Hadoop as a Service, on metal
Altiscale sets itself apart from the likes of EMR and Qubole by going a little against the trend. It does not use (hypervisor) virtualization. Cloud service providers use virtualization to commoditize computing resources, i.e. to run somewhat standardized virtual servers on a variety of real hardware. Virtualising these commodity services, however, incurs a performance penalty for the additional abstraction layer between the operating system and the hardware.
Altiscale proposes that it can offer much more performant services by using containers instead of virtualization (although some might call containers just another sort of virtualization). Containers effectively share the same operating system on a machine but have separated resource, e.g. two guests would use the same Linux installation but each would have a separate filesystem and etc. This approach promises better performance over virtualization.
Additionally, using their own hardware and not using cloud services like EC2 allows Altiscale to optimize the network and servers to the specific needs of Hadoop deployments. The first customers (at the moment still running on separate clusters and not using shared servers with containers) experience speedups of up to tenfold over their previous cloud deployments according to Altiscale.
Hadoop-as-a-Service removes the choice of distribution from customers, which can be limiting. Currently, Altiscale is aiming at supporting BigTop releases of Hadoop. BigTop is an Apache project focusing on packaging and testing Hadoop releases. Altiscale focuses on Hadoop with YARN releases and aims to provide two versions of Hadoop, a stable and the latest version, which should cover most customers requests.

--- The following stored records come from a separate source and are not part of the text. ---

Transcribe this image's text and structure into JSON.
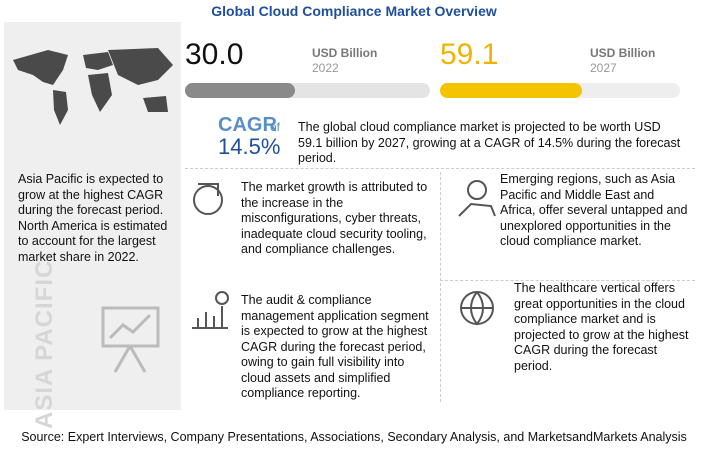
{
  "header": {
    "title": "Global Cloud Compliance Market Overview"
  },
  "stats": [
    {
      "value": "30.0",
      "unit": "USD Billion",
      "year": "2022"
    },
    {
      "value": "59.1",
      "unit": "USD Billion",
      "year": "2027"
    }
  ],
  "cagr": {
    "label": "CAGR",
    "of": "of",
    "value": "14.5%",
    "text": "The global cloud compliance market is projected to be worth USD 59.1 billion by 2027, growing at a CAGR of 14.5% during the forecast period."
  },
  "left_panel": {
    "text": "Asia Pacific is expected to grow at the highest CAGR during the forecast period. North America is estimated to account for the largest market share in 2022.",
    "region": "ASIA PACIFIC"
  },
  "points": [
    "The market growth is attributed to the increase in the misconfigurations, cyber threats, inadequate cloud security tooling, and compliance challenges.",
    "The audit & compliance management application segment is expected to grow at the highest CAGR during the forecast period, owing to gain full visibility into cloud assets and simplified compliance reporting.",
    "Emerging regions, such as Asia Pacific and Middle East and Africa, offer several untapped and unexplored opportunities in the cloud compliance market.",
    "The healthcare vertical offers great opportunities in the cloud compliance market and is projected to grow at the highest CAGR during the forecast period."
  ],
  "footer": {
    "source": "Source: Expert Interviews, Company Presentations, Associations, Secondary Analysis, and MarketsandMarkets Analysis"
  }
}
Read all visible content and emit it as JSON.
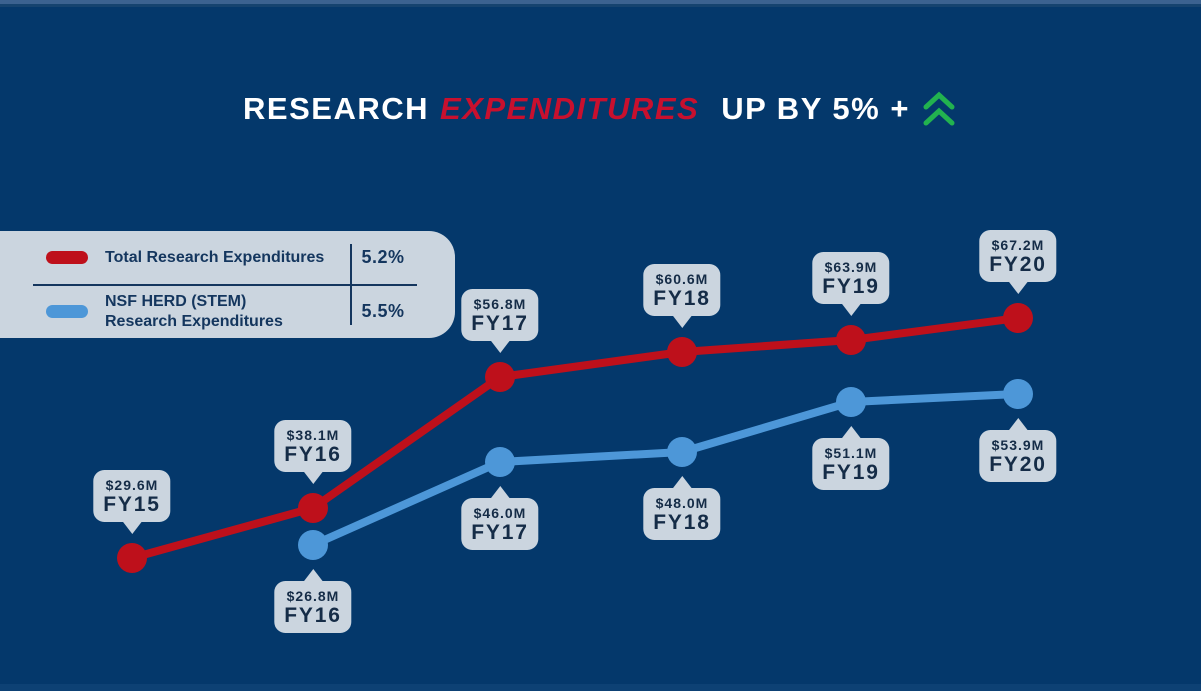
{
  "page": {
    "background_color": "#04386B",
    "accent_red": "#C8102E",
    "bubble_bg": "#CBD5DF",
    "text_navy": "#14365E",
    "chevron_green": "#22B24F"
  },
  "header": {
    "title_part1": "RESEARCH",
    "title_part2": "EXPENDITURES",
    "title_part3": "UP BY 5% +",
    "trend_icon": "double-chevron-up-icon"
  },
  "legend": {
    "rows": [
      {
        "swatch_color": "#BE101B",
        "label_line1": "Total Research Expenditures",
        "label_line2": "",
        "growth": "5.2%"
      },
      {
        "swatch_color": "#4D97D8",
        "label_line1": "NSF HERD (STEM)",
        "label_line2": "Research Expenditures",
        "growth": "5.5%"
      }
    ]
  },
  "chart_data": {
    "type": "line",
    "title": "RESEARCH EXPENDITURES UP BY 5% +",
    "categories": [
      "FY15",
      "FY16",
      "FY17",
      "FY18",
      "FY19",
      "FY20"
    ],
    "series": [
      {
        "name": "Total Research Expenditures",
        "color": "#BE101B",
        "growth_pct": "5.2%",
        "values": [
          29.6,
          38.1,
          56.8,
          60.6,
          63.9,
          67.2
        ],
        "display_values": [
          "$29.6M",
          "$38.1M",
          "$56.8M",
          "$60.6M",
          "$63.9M",
          "$67.2M"
        ],
        "label_position": "above"
      },
      {
        "name": "NSF HERD (STEM) Research Expenditures",
        "color": "#4D97D8",
        "growth_pct": "5.5%",
        "values": [
          null,
          26.8,
          46.0,
          48.0,
          51.1,
          53.9
        ],
        "display_values": [
          null,
          "$26.8M",
          "$46.0M",
          "$48.0M",
          "$51.1M",
          "$53.9M"
        ],
        "label_position": "below"
      }
    ],
    "unit": "USD millions",
    "grid": false,
    "axes_visible": false,
    "legend_position": "top-left"
  }
}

Another attempt to differentiate themselves is how Altiscale bills its services. It is not the usual pay-as-you-go and more like a monthly flat-rate. The idea might be tempting to businesses. Firstly, it provides a switch from capital to operational expenditure, something offered by other Hadoop cloud services too. Beyond that, the flat-rate allows predictability since all services are included and storage, machine hours, services, etc. are not billed separately. The details are not publicly available yet. Surely, you should expect different packages with different prices bands for different usage types though.
Data inertia is a challenge
The entrance of another Hadoop-as-a-Service provider increases the choice to customers. Providing the service outside of AWS offers performance benefits that may attract customers. On the other side, the inertia of big data could be a tremendous stumbling block for Altiscale. It could be overcome by spanning data pipelines across providers. It is imaginable, for example, to source data from cloud services, e.g. from data mining or primary services, store and archive it on services like S3 and Glacier, with incremental exports to providers like Altiscale to process the raw data and return aggregated, enriched views back to services in the cloud.